Virgilio Pinera, claimed as the “Cuban Ionesco“, takes the absurd to the ridiculous with comic results as the star-crossed lovers deconstruct their relationship after Alberto’s (Darren Strange) admission to his friend Luis (Colin Michael Carmichael) that his beloved Flora (Christine Entwistle) has drooping breasts.

There follows fast and furious dialogue as Flora taunts a distraught Alberto who doesn’t know whether she witnessed his indiscretion but finally she calls off the wedding.

The pedantic Alberto is loath to leave it there, nor to attempt to win back his beloved, and instead embarks on a thorough trial of the facts leading to the ‘unmarriage’, a consideration of a scenario in which the roles are reversed, an inquest into the death of their engagement and, to make absolutely sure, a cremation and annulment.
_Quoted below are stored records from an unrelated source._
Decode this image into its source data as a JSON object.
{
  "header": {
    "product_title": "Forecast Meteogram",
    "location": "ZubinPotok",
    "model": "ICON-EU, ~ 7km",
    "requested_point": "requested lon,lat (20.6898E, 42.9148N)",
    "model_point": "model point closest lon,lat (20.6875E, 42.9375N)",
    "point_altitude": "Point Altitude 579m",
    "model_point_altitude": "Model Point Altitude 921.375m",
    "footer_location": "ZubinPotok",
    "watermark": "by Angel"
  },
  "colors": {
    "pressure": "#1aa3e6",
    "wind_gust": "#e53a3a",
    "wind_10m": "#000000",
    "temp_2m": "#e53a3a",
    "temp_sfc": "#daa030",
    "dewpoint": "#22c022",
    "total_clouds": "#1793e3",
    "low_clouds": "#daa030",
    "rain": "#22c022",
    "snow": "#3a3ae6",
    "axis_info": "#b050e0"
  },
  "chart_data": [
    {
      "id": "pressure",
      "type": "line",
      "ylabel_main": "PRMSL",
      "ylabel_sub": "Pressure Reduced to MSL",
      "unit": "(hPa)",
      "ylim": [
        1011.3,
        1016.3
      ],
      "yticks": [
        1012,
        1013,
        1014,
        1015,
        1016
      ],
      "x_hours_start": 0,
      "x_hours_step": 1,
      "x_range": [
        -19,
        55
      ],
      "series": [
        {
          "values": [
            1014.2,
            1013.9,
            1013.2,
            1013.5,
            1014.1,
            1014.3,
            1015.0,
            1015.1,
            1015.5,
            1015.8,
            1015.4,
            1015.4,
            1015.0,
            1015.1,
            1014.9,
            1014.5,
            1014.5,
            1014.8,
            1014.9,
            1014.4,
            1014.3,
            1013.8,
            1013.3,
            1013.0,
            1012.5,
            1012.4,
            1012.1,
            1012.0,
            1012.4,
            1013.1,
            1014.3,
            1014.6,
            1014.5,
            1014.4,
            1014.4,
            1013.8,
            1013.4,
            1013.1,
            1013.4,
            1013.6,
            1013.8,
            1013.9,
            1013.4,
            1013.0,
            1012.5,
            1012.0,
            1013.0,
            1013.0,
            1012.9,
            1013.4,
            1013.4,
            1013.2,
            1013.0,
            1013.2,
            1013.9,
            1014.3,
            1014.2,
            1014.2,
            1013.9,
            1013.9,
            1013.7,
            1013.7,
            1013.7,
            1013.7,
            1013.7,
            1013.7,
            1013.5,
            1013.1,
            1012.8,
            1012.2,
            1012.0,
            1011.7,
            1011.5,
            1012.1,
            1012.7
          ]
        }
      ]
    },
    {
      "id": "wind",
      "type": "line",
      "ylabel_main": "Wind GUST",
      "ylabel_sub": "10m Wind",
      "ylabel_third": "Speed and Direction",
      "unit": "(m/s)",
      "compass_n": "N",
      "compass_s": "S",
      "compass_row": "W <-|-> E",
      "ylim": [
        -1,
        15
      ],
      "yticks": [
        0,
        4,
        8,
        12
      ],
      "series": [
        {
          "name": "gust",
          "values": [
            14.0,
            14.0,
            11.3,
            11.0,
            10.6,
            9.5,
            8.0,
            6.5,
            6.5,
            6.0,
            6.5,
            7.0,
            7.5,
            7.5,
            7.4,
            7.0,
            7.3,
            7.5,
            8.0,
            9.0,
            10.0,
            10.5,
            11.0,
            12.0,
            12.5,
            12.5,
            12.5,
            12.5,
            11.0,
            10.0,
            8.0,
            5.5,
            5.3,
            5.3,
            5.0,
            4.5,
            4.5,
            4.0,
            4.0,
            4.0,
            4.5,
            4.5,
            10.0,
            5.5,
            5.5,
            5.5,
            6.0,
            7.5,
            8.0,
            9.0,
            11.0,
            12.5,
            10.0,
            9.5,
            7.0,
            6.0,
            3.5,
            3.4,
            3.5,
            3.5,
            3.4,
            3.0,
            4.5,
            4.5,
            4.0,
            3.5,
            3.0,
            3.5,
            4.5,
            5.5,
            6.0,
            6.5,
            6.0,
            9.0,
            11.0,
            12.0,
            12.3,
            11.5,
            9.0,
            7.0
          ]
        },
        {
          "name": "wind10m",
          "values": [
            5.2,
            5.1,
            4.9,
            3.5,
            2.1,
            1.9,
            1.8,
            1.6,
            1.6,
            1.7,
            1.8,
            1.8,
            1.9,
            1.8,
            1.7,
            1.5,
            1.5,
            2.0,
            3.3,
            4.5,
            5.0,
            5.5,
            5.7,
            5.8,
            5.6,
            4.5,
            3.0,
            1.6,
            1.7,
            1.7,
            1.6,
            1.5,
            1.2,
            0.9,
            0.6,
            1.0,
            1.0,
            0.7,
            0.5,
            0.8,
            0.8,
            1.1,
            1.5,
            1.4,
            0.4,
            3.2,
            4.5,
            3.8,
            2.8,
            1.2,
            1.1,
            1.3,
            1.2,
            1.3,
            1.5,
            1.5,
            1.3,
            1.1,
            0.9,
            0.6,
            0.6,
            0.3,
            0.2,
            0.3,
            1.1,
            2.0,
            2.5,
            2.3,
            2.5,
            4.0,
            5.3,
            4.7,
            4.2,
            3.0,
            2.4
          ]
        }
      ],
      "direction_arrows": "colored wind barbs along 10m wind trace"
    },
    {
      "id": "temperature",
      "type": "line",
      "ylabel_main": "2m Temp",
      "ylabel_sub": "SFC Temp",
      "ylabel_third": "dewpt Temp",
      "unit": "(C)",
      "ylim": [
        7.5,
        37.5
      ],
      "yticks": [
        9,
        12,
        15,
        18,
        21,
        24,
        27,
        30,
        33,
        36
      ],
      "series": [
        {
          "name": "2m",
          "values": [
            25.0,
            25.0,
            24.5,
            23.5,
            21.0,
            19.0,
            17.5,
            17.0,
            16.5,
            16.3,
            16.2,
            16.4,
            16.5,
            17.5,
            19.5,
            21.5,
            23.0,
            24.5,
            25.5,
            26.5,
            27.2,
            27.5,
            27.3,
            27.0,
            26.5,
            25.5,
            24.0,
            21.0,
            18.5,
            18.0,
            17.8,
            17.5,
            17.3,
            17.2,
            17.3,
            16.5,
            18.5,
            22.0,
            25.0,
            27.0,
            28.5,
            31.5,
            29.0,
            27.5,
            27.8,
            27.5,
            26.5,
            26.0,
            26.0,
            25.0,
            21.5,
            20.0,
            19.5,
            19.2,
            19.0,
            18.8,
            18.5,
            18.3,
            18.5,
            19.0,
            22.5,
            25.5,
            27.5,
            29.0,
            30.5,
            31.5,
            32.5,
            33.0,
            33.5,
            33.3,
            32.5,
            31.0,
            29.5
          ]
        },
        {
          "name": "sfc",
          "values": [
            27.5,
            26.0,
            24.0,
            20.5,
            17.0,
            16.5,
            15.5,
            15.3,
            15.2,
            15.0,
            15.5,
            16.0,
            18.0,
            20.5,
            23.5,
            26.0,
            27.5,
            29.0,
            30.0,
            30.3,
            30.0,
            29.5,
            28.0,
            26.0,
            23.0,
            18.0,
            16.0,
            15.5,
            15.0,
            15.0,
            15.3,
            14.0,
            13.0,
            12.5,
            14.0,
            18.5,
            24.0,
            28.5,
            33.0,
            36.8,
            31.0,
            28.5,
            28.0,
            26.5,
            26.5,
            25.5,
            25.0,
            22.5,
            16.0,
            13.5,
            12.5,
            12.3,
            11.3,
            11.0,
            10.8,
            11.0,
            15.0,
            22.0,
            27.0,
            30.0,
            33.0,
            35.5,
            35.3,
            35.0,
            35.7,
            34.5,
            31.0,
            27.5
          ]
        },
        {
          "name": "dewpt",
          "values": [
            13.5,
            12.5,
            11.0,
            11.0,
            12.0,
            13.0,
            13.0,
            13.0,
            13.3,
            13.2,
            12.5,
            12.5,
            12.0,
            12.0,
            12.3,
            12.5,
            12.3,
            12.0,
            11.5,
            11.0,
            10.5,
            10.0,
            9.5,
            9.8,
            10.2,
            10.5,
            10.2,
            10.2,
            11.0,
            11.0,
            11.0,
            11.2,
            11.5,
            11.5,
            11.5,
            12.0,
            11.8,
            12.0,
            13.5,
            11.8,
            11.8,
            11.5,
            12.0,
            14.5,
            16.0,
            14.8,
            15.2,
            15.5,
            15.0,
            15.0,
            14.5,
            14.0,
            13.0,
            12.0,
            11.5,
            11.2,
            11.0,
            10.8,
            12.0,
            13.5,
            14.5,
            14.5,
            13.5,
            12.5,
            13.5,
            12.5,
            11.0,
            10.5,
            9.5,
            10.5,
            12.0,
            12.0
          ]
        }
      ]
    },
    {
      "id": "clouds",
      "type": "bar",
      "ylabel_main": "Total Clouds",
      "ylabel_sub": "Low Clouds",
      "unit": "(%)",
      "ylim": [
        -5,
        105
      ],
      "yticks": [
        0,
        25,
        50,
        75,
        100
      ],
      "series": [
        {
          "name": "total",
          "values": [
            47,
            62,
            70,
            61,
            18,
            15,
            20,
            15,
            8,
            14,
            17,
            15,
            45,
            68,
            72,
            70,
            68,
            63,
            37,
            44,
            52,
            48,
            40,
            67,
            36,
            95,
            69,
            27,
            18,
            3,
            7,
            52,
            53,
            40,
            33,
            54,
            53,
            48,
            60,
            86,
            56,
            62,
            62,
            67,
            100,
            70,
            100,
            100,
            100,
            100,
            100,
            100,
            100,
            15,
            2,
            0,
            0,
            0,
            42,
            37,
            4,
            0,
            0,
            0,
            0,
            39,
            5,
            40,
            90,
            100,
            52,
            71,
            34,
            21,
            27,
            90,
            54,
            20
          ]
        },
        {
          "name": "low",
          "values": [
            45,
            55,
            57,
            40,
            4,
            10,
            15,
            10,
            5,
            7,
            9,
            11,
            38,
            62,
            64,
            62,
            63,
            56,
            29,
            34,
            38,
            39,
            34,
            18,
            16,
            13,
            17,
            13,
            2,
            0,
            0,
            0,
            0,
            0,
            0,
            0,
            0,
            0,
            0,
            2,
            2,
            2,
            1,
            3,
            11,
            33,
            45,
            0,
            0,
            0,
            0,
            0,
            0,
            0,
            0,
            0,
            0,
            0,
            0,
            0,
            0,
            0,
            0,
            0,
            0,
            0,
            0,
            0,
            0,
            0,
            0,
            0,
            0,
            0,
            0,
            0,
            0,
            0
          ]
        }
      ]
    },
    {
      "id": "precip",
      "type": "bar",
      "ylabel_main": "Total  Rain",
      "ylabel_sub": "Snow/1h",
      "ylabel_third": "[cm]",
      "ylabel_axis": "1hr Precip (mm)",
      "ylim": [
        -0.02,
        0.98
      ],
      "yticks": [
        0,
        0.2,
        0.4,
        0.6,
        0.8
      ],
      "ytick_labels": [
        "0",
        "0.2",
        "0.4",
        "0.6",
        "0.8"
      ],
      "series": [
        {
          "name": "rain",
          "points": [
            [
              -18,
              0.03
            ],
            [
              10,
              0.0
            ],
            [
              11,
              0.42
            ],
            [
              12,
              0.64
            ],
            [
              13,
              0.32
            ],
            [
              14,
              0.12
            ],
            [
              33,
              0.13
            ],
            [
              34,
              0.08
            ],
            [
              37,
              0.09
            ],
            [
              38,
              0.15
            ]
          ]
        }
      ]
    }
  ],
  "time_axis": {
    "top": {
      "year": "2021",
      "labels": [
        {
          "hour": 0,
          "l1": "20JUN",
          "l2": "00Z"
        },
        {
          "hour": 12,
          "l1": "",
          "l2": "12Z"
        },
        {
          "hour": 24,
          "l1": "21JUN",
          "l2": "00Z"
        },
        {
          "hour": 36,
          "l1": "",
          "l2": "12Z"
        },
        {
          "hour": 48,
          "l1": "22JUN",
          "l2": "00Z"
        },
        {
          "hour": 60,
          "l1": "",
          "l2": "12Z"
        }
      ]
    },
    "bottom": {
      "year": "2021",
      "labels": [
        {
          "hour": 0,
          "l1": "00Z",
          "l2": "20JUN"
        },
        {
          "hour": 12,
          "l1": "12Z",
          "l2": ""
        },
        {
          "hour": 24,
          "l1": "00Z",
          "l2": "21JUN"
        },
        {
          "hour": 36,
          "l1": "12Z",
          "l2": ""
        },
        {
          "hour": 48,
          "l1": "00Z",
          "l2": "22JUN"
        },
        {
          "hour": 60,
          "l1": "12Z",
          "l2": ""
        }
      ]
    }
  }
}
Although the two still love one another, the pursuit of the logic to the absurd kills stone dead any possible resurrection and the scattering of the ashes is the final nail in the coffin of this romance.

Superbly translated – for the first time, by Kate Eaton, Emma Bernard‘s direction squeezes every drop of comedy from the lively script. That it is set in Cuba some 50 years ago does not compromise its freshness or wit – in fact without reading the programme it would not be apparent at all although Pinera insists that his drama is Cuban through and through. Perhaps instead it is the universal human condition to mask wounded pride with extreme illogicality – even if it ultimately destroys that which is most cherished.

Colin Michael Carmichael is wonderfully droll as the bourgeois Luis, only really interested in himself, women and how best to cut a dash during the cha cha cha, while Brigid Zengeni is flighty to the nth degree as Julia staunchly backing her friend Flora one moment but the next finding her friend’s dilemma and anguish less important than identifying true salmon pink.

Darren Strange convinces as dogmatic Alberto insisting on the proper deconstruction and is tremendously comic as the nerve-wracked groom but it is Christine Entwisle who stole the show with faultless comic timing and hilarious facial expressions.

With subtle but clever choreography played out on Simon Plumridge’s simple but elegant set, the no-interval hour and half passes all too swiftly.